Gobernó Don Pedro Espinoza las almas que habitaban una superficie de 250 mil kilómetros cuadrados. En su tiempo, las rentas del Obispado se redujeron a un tercio, y los sitiales de Canónigos del Cabildo Eclesiástico a doce; menos de la mitad. Las Parroquias eran 114 y los templos abiertos al culto, 290. El Clero estaba compuesto apenas por cuatrocientos Presbíteros. Los Conventos y Monasterios quedaron disueltos, y los Religiosos, dispersos. A la escasez de Sacerdotes se añadió el empeño del Gobierno liberal de exiliarlos a todos; la pobreza fue general en todas las Parroquias y Santuarios, y a la destrucción de Templos y Monasterios se sumó la pérdida de los Hospitales y Asilos atendidos por la Iglesia.

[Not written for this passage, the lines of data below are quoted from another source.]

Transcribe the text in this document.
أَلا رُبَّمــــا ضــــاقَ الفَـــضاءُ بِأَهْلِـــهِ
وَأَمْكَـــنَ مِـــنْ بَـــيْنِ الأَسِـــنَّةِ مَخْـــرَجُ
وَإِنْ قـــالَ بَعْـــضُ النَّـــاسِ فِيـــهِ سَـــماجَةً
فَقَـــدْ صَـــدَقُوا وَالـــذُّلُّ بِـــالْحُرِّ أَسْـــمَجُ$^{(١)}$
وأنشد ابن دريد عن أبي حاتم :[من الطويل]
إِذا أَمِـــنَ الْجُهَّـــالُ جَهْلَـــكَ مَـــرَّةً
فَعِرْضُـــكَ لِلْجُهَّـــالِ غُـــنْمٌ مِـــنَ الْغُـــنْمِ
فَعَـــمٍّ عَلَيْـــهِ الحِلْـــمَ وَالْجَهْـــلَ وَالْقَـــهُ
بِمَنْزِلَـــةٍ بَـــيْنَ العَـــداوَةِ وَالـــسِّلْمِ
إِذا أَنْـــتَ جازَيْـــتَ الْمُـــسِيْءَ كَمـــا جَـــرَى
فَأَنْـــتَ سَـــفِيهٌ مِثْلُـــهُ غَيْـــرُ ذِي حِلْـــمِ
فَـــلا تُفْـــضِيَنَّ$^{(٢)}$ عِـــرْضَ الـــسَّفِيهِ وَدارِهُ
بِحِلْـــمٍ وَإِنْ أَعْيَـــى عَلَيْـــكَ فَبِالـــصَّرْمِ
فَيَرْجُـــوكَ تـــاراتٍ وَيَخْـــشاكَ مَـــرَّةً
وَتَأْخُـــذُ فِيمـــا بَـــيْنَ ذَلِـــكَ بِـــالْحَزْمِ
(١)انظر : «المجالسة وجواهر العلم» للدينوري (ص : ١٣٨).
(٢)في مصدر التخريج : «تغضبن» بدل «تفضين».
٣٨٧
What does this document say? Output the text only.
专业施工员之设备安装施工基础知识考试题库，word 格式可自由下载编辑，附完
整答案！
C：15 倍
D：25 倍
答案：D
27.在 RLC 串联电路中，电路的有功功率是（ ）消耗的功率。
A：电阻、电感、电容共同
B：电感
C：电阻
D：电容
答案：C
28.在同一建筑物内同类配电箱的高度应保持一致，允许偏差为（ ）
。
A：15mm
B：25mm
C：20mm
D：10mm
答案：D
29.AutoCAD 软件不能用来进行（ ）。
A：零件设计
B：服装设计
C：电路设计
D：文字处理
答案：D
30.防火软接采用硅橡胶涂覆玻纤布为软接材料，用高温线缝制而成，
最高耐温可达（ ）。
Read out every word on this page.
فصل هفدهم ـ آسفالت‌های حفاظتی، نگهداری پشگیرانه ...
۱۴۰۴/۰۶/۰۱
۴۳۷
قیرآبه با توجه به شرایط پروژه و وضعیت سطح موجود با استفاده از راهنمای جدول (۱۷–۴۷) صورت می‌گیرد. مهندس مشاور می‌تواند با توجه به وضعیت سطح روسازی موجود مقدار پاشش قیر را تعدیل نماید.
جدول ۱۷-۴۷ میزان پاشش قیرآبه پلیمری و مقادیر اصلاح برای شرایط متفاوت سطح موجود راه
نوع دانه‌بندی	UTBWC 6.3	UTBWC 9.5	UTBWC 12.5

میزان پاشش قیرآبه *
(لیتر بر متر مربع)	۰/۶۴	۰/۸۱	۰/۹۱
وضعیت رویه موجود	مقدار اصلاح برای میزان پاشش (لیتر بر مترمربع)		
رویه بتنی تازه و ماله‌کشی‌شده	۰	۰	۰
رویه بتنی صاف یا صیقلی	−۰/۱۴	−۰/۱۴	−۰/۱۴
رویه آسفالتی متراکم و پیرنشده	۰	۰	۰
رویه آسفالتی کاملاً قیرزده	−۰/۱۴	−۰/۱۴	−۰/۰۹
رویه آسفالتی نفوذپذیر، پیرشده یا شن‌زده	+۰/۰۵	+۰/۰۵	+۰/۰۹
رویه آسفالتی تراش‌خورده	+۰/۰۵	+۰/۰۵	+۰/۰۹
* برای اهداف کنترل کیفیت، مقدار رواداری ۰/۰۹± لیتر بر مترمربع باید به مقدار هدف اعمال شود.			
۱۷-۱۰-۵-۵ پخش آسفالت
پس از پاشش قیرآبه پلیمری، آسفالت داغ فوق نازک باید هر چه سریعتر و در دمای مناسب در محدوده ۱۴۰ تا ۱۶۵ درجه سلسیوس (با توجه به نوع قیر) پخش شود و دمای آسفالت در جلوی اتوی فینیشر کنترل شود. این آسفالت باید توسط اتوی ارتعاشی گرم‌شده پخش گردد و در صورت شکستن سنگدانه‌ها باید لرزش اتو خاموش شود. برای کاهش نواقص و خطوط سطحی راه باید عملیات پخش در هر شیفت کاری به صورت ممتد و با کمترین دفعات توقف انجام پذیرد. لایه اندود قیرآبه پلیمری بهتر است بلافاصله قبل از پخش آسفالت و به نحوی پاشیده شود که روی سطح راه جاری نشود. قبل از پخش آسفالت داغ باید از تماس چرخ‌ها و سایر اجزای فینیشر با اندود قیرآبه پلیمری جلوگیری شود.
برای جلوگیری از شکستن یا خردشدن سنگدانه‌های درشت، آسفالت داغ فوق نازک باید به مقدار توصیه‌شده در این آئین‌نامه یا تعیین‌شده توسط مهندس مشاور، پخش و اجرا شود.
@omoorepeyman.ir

Este egregio Prelado pudo regresar a su Sede luego de tres años de exilio, a principios de 1864. Poco después, el 17 de marzo, ejecutó la Bula ‘Romana Ecclesia’, en la Parroquia de Santa María de los Lagos (hoy de Moreno), recibiendo el Palio Arzobispal de manos del primer Obispo de Zacatecas, Don Ignacio Mateo Guerra y Alba. Fue recibido en su Ciudad-Sede de la flamante Arquidiócesis en un acto de apoteosis y sin paralelo. Empero, el Gobierno Imperial recrudeció las leyes anticlericales, acelerando su hundimiento, que ya no vio el Arzobispo Espinoza, varón sabio y virtuoso, el cual falleció en la Ciudad de México el 12 de noviembre de 1866, a la edad de 73 años. Una década después, sus restos fueron trasladados a Guadalajara, siendo reinhumados en la Capilla de la Purísima Concepción de la Catedral Basílica, donde hoy se expone y adora el Santísimo Sacramento. Ahí mismo descansan los despojos mortales de otros dos Arzobispos sucesores: Pedro Loza y Pardavé y Francisco Orozco y Jiménez.